Feasibility Study of S-1 and Intraperitoneal Docetaxel Combination Chemotherapy for Gastric Cancer with Peritoneal Dissemination

2010 
Background: Gastric cancer with cancer cells on peritoneal cytology has very poor prognosis because of the existence of simultaneous peritoneal metastasis. Here we performed a dose-escalation study of intraperitoneal docetaxel (DTX) combined with S-1 to determine the maximum-tolerated dose (MTD) and recommended dose (RD) in gastric cancer with peritoneal dissemination. Patients and Methods: Twelve gastric cancer patients with positive cytology were enrolled in this study. Peritoneal lavage specimens were obtained under local anesthesia or staging laparoscopy before treatment and the combination chemotherapy was applied in patients with positive cytology. DTX was administered on day 1 intraperitoneally with initial dose of 40 mg/m 2 , stepped up to 50 or 60 mg/m 2 . S-1 was administered at a fixed dose of 80 mg/m 2 /day on days 1-14, followed by 7 days of rest.

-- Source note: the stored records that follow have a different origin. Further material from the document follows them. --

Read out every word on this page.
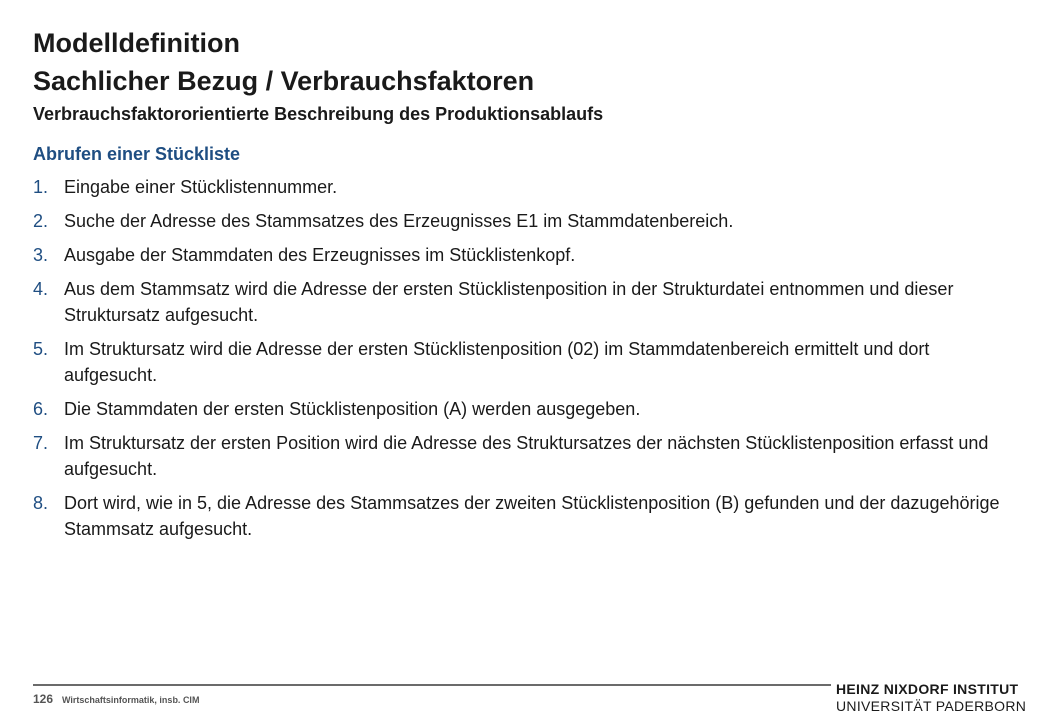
Modelldefinition
Sachlicher Bezug / Verbrauchsfaktoren
Verbrauchsfaktororientierte Beschreibung des Produktionsablaufs
Abrufen einer Stückliste
1. Eingabe einer Stücklistennummer.
2. Suche der Adresse des Stammsatzes des Erzeugnisses E1 im Stammdatenbereich.
3. Ausgabe der Stammdaten des Erzeugnisses im Stücklistenkopf.
4. Aus dem Stammsatz wird die Adresse der ersten Stücklistenposition in der Strukturdatei entnommen und dieser Struktursatz aufgesucht.
5. Im Struktursatz wird die Adresse der ersten Stücklistenposition (02) im Stammdatenbereich ermittelt und dort aufgesucht.
6. Die Stammdaten der ersten Stücklistenposition (A) werden ausgegeben.
7. Im Struktursatz der ersten Position wird die Adresse des Struktursatzes der nächsten Stücklistenposition erfasst und aufgesucht.
8. Dort wird, wie in 5, die Adresse des Stammsatzes der zweiten Stücklistenposition (B) gefunden und der dazugehörige Stammsatz aufgesucht.
126 Wirtschaftsinformatik, insb. CIM
HEINZ NIXDORF INSTITUT
UNIVERSITÄT PADERBORN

After two cycles of the combination chemotherapy, staging laparoscopy was performed to evaluate the effect of the chemotherapy. Simultaneous gastrectomy was performed in cases without peritoneal deposits at staging laparoscopy. Results: The MTD of intraperitoneal DTX was not determined and the RD was defined as 60 mg/m 2 because dose-limiting toxicity occurred in only one patient at level II (DTX: 50 mg/m 2 ). Out of twelve patients given the combination chemotherapy, nine had cytologically negative peritoneal lavage and had no peritoneal metastases at surgery after chemotherapy. Conclusion: The combined chemotherapy of S-1 plus intraperitoneal DTX was revealed to be safe and may be effective for gastric cancer with peritoneal dissemination. Although the incidence of gastric cancer has been declining, it remains the second most frequent cause of cancer-related mortality worldwide (1). The prognosis of patients with advanced gastric cancer, especially of those with serosa- invaded tumors (T3 or T4) remains poor even after curative resection, and peritoneal dissemination is one of the most common types of recurrence in such cases (2, 3).